Clay Crevice & Cleft Construction
In early April, Josef Halda stayed with us, putting the finishing touches to the lectures he brought for his NARGS North American tour. I have always admired the vertical, cleft formations that are so often seen in Czech trough and alpine gardens and imagined that they must be painstakingly constructed and slow to mature. Regardless, I was interested in knowing the process, and having Halda here provided an excellent opportunity to learn.
As it turned out, the whole affair was far easier than I imagined, and the results accrue very quickly. Once I had seen the process, I wondered why I had never been able to figure it out. It was that simple. When I explained To Josef what I wanted to see, he went to the tufa yard and chose quite ordinary-looking stones that could be split along the sedimentation lines. This tufa was from a denser, layered formation that splits on its rift lines quite predictably; and, Josef indicated that it is very similar to the stone they have in the Czech Republic. The breaks are clean and angular making it easy to bring pieces closely together. For a trough, one piece can be split into 2 or 3 pieces. These pieces are book matches and will then form the basic crevice(s).
To glue the slabs together a paste of clay is made with some sand added. We used Spanish River Carbonatite as its grain size was acceptable and it would provide added nutrition. While one could dig clay from the backyard, it is easier to buy a bagged mason's or refractory clay from a hobby store. Measure out 3 parts clay to 1 part sand and mix the 2 together thoroughly as dry materials. Then slowly mix in water until a sticky paste is formed. Using a flat spatula, the clay paste is applied to one side of the crevice to ~10mm thickness.
Now the daring parts, for us Josef did this outside during a week when it froze solid every night, and all the plant material was from the heated greenhouse! The plants were bare-rooted whether they be cutting, seedling or potted plant. The roots were splayed out on the side smeared with clay, the crown set just above the crevice. The matching piece is then gently brought into contact, and the 2 were pressed/tapped together to eliminate any voids. That is the basic method.
Why does it work? This is a process that closely mimics actual crevice conditions in nature. Heavier, clay/silt materials will accumulate in such formations because the particles stick together and do not wash away, as sand on gravel would. Provided a crevice is elevated and does not sit in water, it will not collect excess moisture. Neither will it dry out as quickly. In effect, the moisture level remains within a range suitable to plant growth. Clays have far more surface area for cationic activity and will provide better nutrition. Although the use of clay seems counter to most published advice regarding "drainage", elevating the piece will ensure that over saturation never occurs.

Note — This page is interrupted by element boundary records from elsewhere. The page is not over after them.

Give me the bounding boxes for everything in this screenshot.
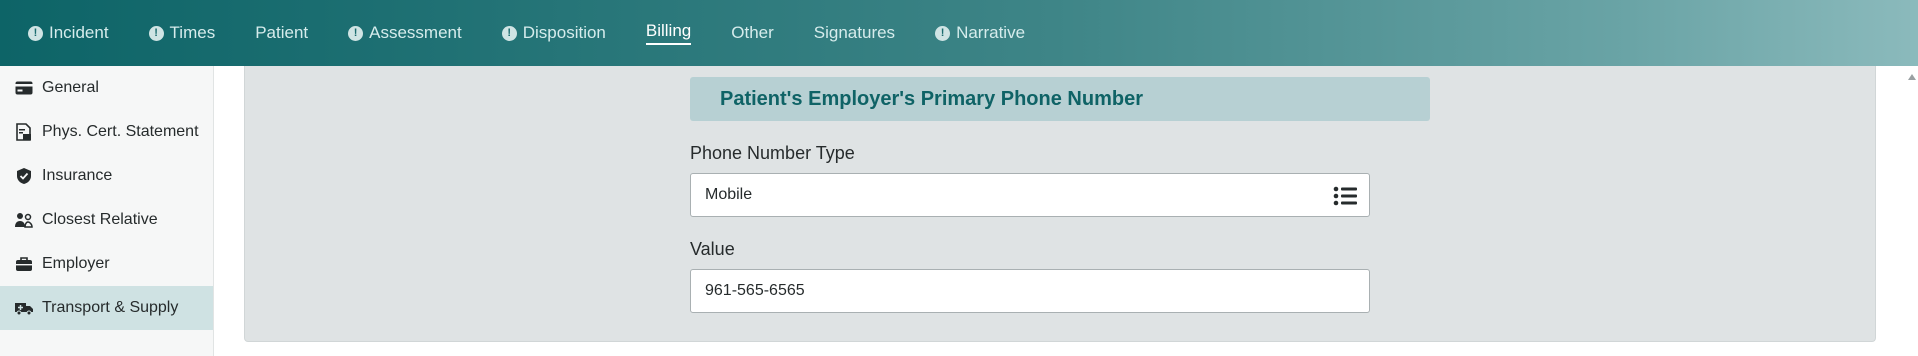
tab-label: Incident bbox=[49, 23, 109, 42]
briefcase-icon bbox=[14, 254, 34, 274]
sidebar-item-label: Employer bbox=[42, 255, 110, 272]
sidebar-item-transport-supply[interactable]: Transport & Supply bbox=[0, 286, 213, 330]
tab-label: Billing bbox=[645, 21, 692, 45]
top-navigation-bar: ! Incident ! Times Patient ! Assessment … bbox=[0, 0, 1918, 66]
alert-icon: ! bbox=[501, 25, 517, 41]
tab-label: Narrative bbox=[956, 23, 1026, 42]
sidebar-item-phys-cert[interactable]: Phys. Cert. Statement bbox=[0, 110, 213, 154]
tab-label: Other bbox=[731, 23, 774, 42]
ambulance-icon bbox=[14, 298, 34, 318]
tab-label: Patient bbox=[255, 23, 309, 42]
tab-signatures[interactable]: Signatures bbox=[814, 0, 895, 66]
phone-type-value: Mobile bbox=[705, 186, 753, 203]
tab-assessment[interactable]: ! Assessment bbox=[348, 0, 462, 66]
sidebar-item-closest-relative[interactable]: Closest Relative bbox=[0, 198, 213, 242]
sidebar-item-employer[interactable]: Employer bbox=[0, 242, 213, 286]
tab-label: Times bbox=[169, 23, 216, 42]
value-label: Value bbox=[690, 239, 735, 259]
credit-card-icon bbox=[14, 78, 34, 98]
section-title: Patient's Employer's Primary Phone Numbe… bbox=[690, 77, 1430, 121]
sidebar-item-insurance[interactable]: Insurance bbox=[0, 154, 213, 198]
shield-check-icon bbox=[14, 166, 34, 186]
alert-icon: ! bbox=[935, 25, 951, 41]
phone-value-input[interactable]: 961-565-6565 bbox=[690, 269, 1370, 313]
sidebar: General Phys. Cert. Statement Insurance … bbox=[0, 66, 214, 356]
tab-times[interactable]: ! Times bbox=[148, 0, 216, 66]
sidebar-item-label: General bbox=[42, 79, 99, 96]
tab-other[interactable]: Other bbox=[731, 0, 774, 66]
phone-value-text: 961-565-6565 bbox=[705, 282, 805, 299]
document-cert-icon bbox=[14, 122, 34, 142]
sidebar-item-label: Closest Relative bbox=[42, 211, 158, 228]
tab-label: Disposition bbox=[522, 23, 606, 42]
scroll-up-arrow-icon[interactable] bbox=[1908, 74, 1916, 80]
phone-type-label: Phone Number Type bbox=[690, 143, 855, 163]
scrollbar[interactable] bbox=[1904, 66, 1918, 356]
tab-label: Assessment bbox=[369, 23, 462, 42]
sidebar-item-label: Transport & Supply bbox=[42, 299, 179, 316]
sidebar-item-general[interactable]: General bbox=[0, 66, 213, 110]
tab-disposition[interactable]: ! Disposition bbox=[501, 0, 606, 66]
alert-icon: ! bbox=[348, 25, 364, 41]
sidebar-item-label: Insurance bbox=[42, 167, 113, 184]
tab-patient[interactable]: Patient bbox=[255, 0, 308, 66]
sidebar-item-label: Phys. Cert. Statement bbox=[42, 123, 199, 140]
tab-label: Signatures bbox=[813, 23, 896, 42]
tab-incident[interactable]: ! Incident bbox=[28, 0, 109, 66]
phone-type-select[interactable]: Mobile bbox=[690, 173, 1370, 217]
list-icon[interactable] bbox=[1333, 185, 1357, 207]
people-icon bbox=[14, 210, 34, 230]
tab-billing[interactable]: Billing bbox=[645, 0, 692, 66]
alert-icon: ! bbox=[28, 25, 43, 41]
tab-narrative[interactable]: ! Narrative bbox=[935, 0, 1025, 66]
alert-icon: ! bbox=[148, 25, 164, 41]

Watching Josef choose plants and where he placed them was also very instructive, as he has a huge amount of actual field experience. Many of his choices were new seedlings from the winter's sowing, including some eritrichum aretioides, gentiana spp. and androsace spp. from West China. He was very happy to see them and have the use of them. All were lined up in the crevices - both vertically and horizontally, adding dimension to the planting. Useful too, are small mat/cushion plants such as arenaria spp., silene acaulis, gypsophila aretioides and salix spp. In these mats, gentiana spp., primula spp., and others will grow comfortably, again replicating what will happen in nature.
From what we have observed so far, this is a great improvement in cultural conditions and our control over them. As a bonus, lots of sensitive species can be grown this way. Perhaps even more importantly, the stylistic side of culture is greatly enhanced. The use of vertical plantings produces drama, and even quite ordinary plants become riveting when displayed this way.